Yes, clearly. The day after childbirth, young mothers are particularly weak, tired, and hormones make us sensitive to all these misplaced phrases. I was not particularly disappointed not to have given birth vaginally as long as the baby was doing well. But Following his remarks, I asked myself a lot of questions and I ended up having doubts. “What if I had waited a little longer?”, “If I had moved or walked, could the dilation have resumed?” “Was I really lazy to the point of preferring the cesarean, was it the convenience or necessity?.

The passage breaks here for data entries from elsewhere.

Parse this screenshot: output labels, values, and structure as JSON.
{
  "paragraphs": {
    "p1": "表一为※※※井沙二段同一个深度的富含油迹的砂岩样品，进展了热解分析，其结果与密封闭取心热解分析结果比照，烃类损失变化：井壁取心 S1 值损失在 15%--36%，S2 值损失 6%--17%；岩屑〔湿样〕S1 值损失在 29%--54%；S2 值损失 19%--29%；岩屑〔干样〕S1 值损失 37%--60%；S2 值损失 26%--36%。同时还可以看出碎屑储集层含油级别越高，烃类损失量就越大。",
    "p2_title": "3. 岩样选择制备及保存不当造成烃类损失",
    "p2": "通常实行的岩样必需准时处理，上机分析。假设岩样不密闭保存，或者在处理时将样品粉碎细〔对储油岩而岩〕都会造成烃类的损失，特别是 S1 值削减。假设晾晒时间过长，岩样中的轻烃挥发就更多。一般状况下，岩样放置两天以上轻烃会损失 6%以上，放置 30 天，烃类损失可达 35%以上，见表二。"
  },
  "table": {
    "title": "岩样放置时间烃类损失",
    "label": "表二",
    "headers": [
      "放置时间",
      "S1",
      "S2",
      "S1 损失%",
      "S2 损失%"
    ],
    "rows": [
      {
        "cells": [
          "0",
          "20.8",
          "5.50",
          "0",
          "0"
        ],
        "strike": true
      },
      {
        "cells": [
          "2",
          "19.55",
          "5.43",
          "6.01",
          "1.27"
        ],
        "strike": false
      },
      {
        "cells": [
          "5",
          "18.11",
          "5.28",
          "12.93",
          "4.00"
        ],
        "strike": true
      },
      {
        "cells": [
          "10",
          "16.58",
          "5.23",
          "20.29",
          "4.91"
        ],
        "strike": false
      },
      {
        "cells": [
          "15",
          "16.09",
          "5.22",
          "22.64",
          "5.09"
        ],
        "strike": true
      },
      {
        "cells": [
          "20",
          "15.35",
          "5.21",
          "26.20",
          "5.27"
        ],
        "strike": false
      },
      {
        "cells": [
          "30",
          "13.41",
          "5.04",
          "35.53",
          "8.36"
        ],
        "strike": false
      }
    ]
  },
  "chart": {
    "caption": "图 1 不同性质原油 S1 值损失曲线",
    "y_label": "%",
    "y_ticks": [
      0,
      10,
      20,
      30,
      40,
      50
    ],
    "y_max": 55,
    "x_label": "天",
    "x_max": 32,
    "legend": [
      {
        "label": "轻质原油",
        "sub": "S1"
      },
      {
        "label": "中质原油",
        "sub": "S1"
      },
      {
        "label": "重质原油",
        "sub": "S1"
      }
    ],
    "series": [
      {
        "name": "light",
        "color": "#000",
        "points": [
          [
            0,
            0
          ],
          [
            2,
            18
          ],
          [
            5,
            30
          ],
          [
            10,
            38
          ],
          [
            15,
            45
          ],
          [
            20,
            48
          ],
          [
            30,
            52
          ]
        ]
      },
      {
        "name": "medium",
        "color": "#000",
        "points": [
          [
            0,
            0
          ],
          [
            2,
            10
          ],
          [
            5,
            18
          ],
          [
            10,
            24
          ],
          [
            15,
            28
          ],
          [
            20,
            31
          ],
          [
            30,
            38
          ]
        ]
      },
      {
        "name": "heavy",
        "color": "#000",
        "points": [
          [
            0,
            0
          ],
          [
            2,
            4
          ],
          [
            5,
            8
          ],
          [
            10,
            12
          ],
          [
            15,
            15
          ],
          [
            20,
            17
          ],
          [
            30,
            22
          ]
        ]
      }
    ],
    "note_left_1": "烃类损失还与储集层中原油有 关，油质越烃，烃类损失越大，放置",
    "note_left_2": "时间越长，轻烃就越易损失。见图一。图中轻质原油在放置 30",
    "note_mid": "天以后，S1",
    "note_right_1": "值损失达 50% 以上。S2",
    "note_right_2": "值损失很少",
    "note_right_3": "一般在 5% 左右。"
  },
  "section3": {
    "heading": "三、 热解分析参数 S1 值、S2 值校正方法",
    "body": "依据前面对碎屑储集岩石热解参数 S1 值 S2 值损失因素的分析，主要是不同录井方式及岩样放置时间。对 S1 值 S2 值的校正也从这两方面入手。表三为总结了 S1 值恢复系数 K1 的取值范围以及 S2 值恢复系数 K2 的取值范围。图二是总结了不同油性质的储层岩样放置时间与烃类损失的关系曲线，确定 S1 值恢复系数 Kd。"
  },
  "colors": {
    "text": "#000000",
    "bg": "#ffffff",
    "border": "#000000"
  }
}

I had to ask the question at each post-delivery visit, to the gynecologist, to the midwife who visited me at home, but also to the PMI, until the one who performed the cesarean D-Day explains to me that stagnation is one of the causes of the caesarean section and that they usually don’t wait more than 6 hours. She admits to me then that the medical team waited 8 hours because she had just had a difficult night and that “it was better for everyone to be able to operate in good conditions“. At each appointment, I had to hear that the decision did not come from me but from the medical team and that recourse to the cesarean section was indeed necessary. It was only then that I stopped feeling guilty.

However, I remain shocked that a pediatrician can make such comments the day after childbirth, entering the room of a young mother. Especially since the government keeps repeating that it must at all costs prevent the risk of baby blues and postpartum depression, that affects many women.